On August 30, 2022, Graham Jr. was waived by the Bears and signed to the practice squad the next day.

===Cleveland Browns===
On September 13, 2022, Graham Jr. was signed by the Cleveland Browns off the Bears practice squad. He was waived on October 11 and re-signed to the practice squad. He was promoted back to the active roster on October 31, 2022.
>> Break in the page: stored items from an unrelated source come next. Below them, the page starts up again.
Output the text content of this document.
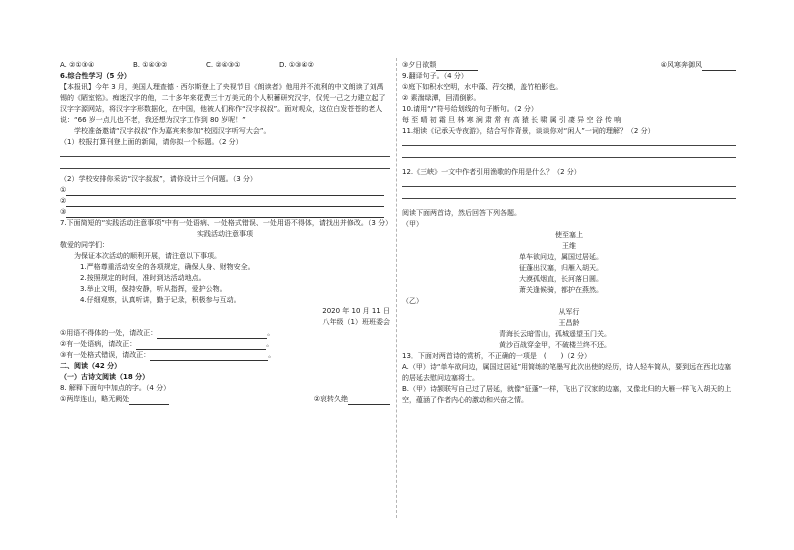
A. ②①③④	B. ①④③②	C. ②④③①	D. ①③④②
6.综合性学习（5 分）
【本报讯】今年 3 月，美国人理查德 · 西尔斯登上了央视节目《朗读者》他用并不流利的中文朗读了刘禹锡的《陋室铭》。痴迷汉字的他，二十多年来花费三十万美元的个人积蓄研究汉字，仅凭一己之力建立起了汉字字源网站，将汉字字形数据化，在中国，他被人们称作“汉字叔叔”。面对观众，这位白发苍苍的老人说：“66 岁一点儿也不老，我还想为汉字工作到 80 岁呢！”
学校准备邀请“汉字叔叔”作为嘉宾来参加“校园汉字听写大会”。
（1）校报打算刊登上面的新闻，请你拟一个标题。（2 分）
（2）学校安排你采访“汉字叔叔”，请你设计三个问题。（3 分）
①
②
③
7.下面简短的“实践活动注意事项”中有一处语病、一处格式错误、一处用语不得体，请找出并修改。（3 分）
实践活动注意事项
敬爱的同学们：
为保证本次活动的顺利开展，请注意以下事项。
1.严格尊重活动安全的各项规定，确保人身、财物安全。
2.按照规定的时间，准时到达活动地点。
3.举止文明，保持安静，听从指挥，爱护公物。
4.仔细观察，认真听讲，勤于记录，积极参与互动。
2020 年 10 月 11 日
八年级（1）班班委会
①用语不得体的一处，请改正：	。
②有一处语病，请改正：	。
③有一处格式错误，请改正：	。
二、阅读（42 分）
（一）古诗文阅读（18 分）
8. 解释下面句中加点的字。（4 分）
①两岸连山，略无阙处	②哀转久绝
③夕日欲颓	④风寒奔御风
9.翻译句子。（4 分）
①庭下如积水空明，水中藻、荇交横，盖竹柏影也。
② 素湍绿潭，回清倒影。
10.请用“/”符号给划线的句子断句。（2 分）
每 至 晴 初 霜 旦 林 寒 涧 肃 常 有 高 猿 长 啸 属 引 凄 异 空 谷 传 响
11.细读《记承天寺夜游》，结合写作背景，谈谈你对“闲人”一词的理解？（2 分）
12.《三峡》一文中作者引用渔歌的作用是什么？（2 分）
阅读下面两首诗，然后回答下列各题。
（甲）
使至塞上
王维
单车欲问边，属国过居延。
征蓬出汉塞，归雁入胡天。
大漠孤烟直，长河落日圆。
萧关逢候骑，都护在燕然。
（乙）
从军行
王昌龄
青海长云暗雪山，孤城遥望玉门关。
黄沙百战穿金甲，不破楼兰终不还。
13．下面对两首诗的赏析，不正确的一项是　(　　)（2 分）
A.（甲）诗“单车欲问边，属国过居延”用简练的笔墨写此次出使的经历，诗人轻车简从，要到远在西北边塞的居延去慰问边塞将士。
B.（甲）诗颔联写自己过了居延，就像“征蓬”一样，飞出了汉家的边塞，又像北归的大雁一样飞入胡天的上空，蕴涵了作者内心的激动和兴奋之情。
On August 4, 2023, Graham Jr. was waived/injured by the Browns and placed on injured reserve. He was released on November 28, 2023.

===Pittsburgh Steelers===
On January 23, 2024, Graham Jr. signed a reserve/futures contract with the Pittsburgh Steelers. He was waived on August 27, and re-signed to the practice squad. He was released on October 29, 2024.

===Baltimore Ravens===
On August 18, 2025, Graham Jr. signed with the Baltimore Ravens. He was waived as part of final roster cuts and re-signed to the practice squad the next day. On September 3, 2025, Graham Jr. was waived from the Ravens' practice squad.

=== BC Lions ===
On September 21, 2026, Graham Jr. signed with the BC Lions of the Canadian Football League (CFL), and joined their practice roster. On September 24, 2026, Graham Jr. was promoted to the Lions' active roster.